Photo Credits: BRIAN LANDRY / COURTESY
Video games provide an unparalleled relationship between you and the world of a story
One of the greatest strengths of video games is their ability to transport you to a whole new world. It’s what makes them such great storytellers. But as games have increased their ability to create worlds on a technical level –– games are larger, more detailed and more realistic than ever before –– they’ve also been able to create digital versions of real-world cities. And in many ways these “fictionalized” cities in the digital world become almost like travel brochures for the cities themselves.
In the analysis and criticism of games, setting is still treated like a background. And, to some extent, that may be applicable in older games and certain genres of games today. But, in the massive open-world odysseys and epic stories that are now produced, the world is so much more than a background — it is more like a living, breathing character than ever before.
How do the worlds feel? How do they sound? How long did it take for you to remember your surroundings and recognize landmarks? These are the questions we should be answering (and experiencing) when we play games today.
Swinging around Manhattan as Spider-Man in Insomniac Games’ “Spider-Man” let me feel the energy and bustle of New York. The liveliness of the world, swinging through skyscrapers and shooting finger-guns at enthralled New Yorkers, really made me want to be there. Each subsection of the city felt different, from Hell’s Kitchen to the Upper East Side. The sensationalism of Spidey’s friendly-neighborhood was amazing.
But, the game that gave me the best sense of immersion in a new setting was Sucker Punch Productions’ “Infamous: Second Son.” It was the spring of 2014, and I had just gotten my hands on the next generation of gaming: the PS4. “Infamous: Second Son” was the title I had to play. Set in a fictionalized Seattle, the game itself was amazing, but the world was sensational. Any city, real or created, had never looked so beautiful in a game. The high reaches of the Space Needle and the views of Mt. Rainer were breathtaking. Photo mode was killer, and “Second Son” made the feature an instant staple for our current generation of games.

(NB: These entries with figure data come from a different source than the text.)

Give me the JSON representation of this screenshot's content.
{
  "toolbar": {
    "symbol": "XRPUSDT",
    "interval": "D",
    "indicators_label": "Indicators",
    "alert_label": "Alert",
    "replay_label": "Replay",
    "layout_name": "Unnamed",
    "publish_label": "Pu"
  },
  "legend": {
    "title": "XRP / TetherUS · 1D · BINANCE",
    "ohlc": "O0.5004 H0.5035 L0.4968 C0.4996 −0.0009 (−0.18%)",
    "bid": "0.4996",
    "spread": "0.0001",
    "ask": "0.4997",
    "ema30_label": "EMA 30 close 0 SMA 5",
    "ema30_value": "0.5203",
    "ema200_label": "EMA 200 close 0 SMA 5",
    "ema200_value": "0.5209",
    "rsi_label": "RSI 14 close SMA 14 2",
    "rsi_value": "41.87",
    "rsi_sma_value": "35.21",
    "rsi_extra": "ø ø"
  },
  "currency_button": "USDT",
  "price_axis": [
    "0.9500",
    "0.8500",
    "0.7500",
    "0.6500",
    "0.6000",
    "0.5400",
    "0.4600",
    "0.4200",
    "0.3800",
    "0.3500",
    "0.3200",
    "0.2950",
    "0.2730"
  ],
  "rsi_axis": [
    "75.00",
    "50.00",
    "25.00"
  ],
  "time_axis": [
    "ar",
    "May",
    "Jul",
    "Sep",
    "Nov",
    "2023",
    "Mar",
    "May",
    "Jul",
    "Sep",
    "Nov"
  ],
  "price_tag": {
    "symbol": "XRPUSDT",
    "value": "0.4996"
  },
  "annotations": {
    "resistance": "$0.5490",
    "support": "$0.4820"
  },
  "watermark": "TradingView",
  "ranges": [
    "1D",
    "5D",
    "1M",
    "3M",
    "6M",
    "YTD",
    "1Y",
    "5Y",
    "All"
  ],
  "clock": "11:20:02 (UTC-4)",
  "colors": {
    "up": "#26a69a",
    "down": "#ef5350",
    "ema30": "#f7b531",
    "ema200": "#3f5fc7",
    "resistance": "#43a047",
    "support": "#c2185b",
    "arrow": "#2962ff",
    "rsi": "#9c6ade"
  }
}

I fell in love with a city I had never been to –– through a video game. It was so beautiful not because it was visually appealing –– I could see that in a movie –– but because I could experience the city in a way that was personal, like I could in real life. It felt like a place I could actually inhabit. The dark alleyways and empty docks were mine to explore. I could climb on top of any building to get a better view or spend as much time as I wanted at the Pike Place Market. Movies can portray the highlights of a city, but having the freedom to take in the beauty of that Seattle at my own pace is not possible through a movie.
Five months later, when I finally visited the real Seattle, the feeling was almost indescribable. It was a mix between the strangest deja-vu feeling ever and utter joy. I didn’t just recognize Lincoln’s Toe Truck or Elephant Car Wash: I recognized actual alleyways and street corners. It was like experiencing a new city for the first time –– twice.
Of course, Sucker Punch Productions is located just outside of Seattle, so the setting of the game they created was pretty much in their own backyard. The city the studio recreated felt even more alive and breathing, It wasn’t just a still or moving image on a screen — it was full of interactable NPCs and environments. It even responded to my actions and gameplay choices. That is the power of games, and it’s hard to understand until you actually experience it yourself. And with the rise of virtual reality technology in games, these digital cities are going to feel more real than ever.
It’s not that video games can do this better than movies or TV shows, or any other form of entertainment; it’s that they can do something that no other platform can. Video games can put you in the city and give you all of the sounds and sights you would actually see in the real-life thing. It’s unparalleled, and I can’t wait to see where the technology of video games takes us.